Long-term performance, microbial evolution and spatial microstructural characteristics of anammox granules in an upflow blanket filter (UBF) treating high-strength nitrogen wastewater

Granule formation, microstructure and microbial spatial distribution are crucial to granule stability and nitrogen removal. Here, an upflow blanket filter (UBF) reactor with porous fixed cylinder carriers was fabricated and operated for 234 days to investigate overall performance and the formation mechanism of anammox granules. Results showed that the UBF performed the highest nitrogen removal efficiency of 93.19 +/- 3.39% under nitrogen loading rate of 3.6 kg-N/m3/d and HRT of 2 h. The tryptophan-like proteins as the key component in EPS were vital for granules formation. Further 16 s rRNA analysis indicated that SBR1031 with a relative abundance of 40.5% played an important role in cell aggregation. Thus, anammox granules were developed successfully with a two-layered spatial structure where outer-layer was ammonia oxidizing bacteria and inner-core was anaerobic ammonia oxidizing bacteria.

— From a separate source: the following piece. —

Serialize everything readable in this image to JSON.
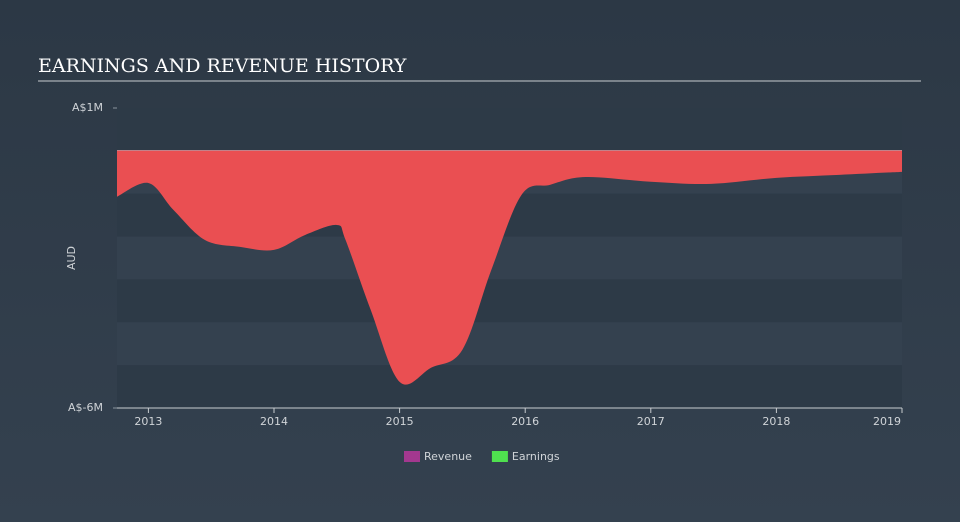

Together, introduction of porous fixed cylinder carriers is a valid method to avoid biomass loss and floatation.

Automated summary

An upflow blanket filter (UBF) reactor with porous fixed cylinder carriers was used to investigate the formation mechanism of anammox granules. The UBF achieved the highest nitrogen removal efficiency of 93.19 +/- 3.39% at a nitrogen loading rate of 3.6 kg-N/m3/d and HRT of 2 h. Tryptophan-like proteins were found to be vital for granule formation, and the analysis of 16s rRNA revealed the important role of SBR1031 in cell aggregation. The anammox granules developed a two-layered spatial structure consisting of an outer-layer of ammonia oxidizing bacteria and an inner-core of anaerobic ammonia oxidizing bacteria. Introduction of porous fixed cylinder carriers effectively prevented biomass loss and flotation.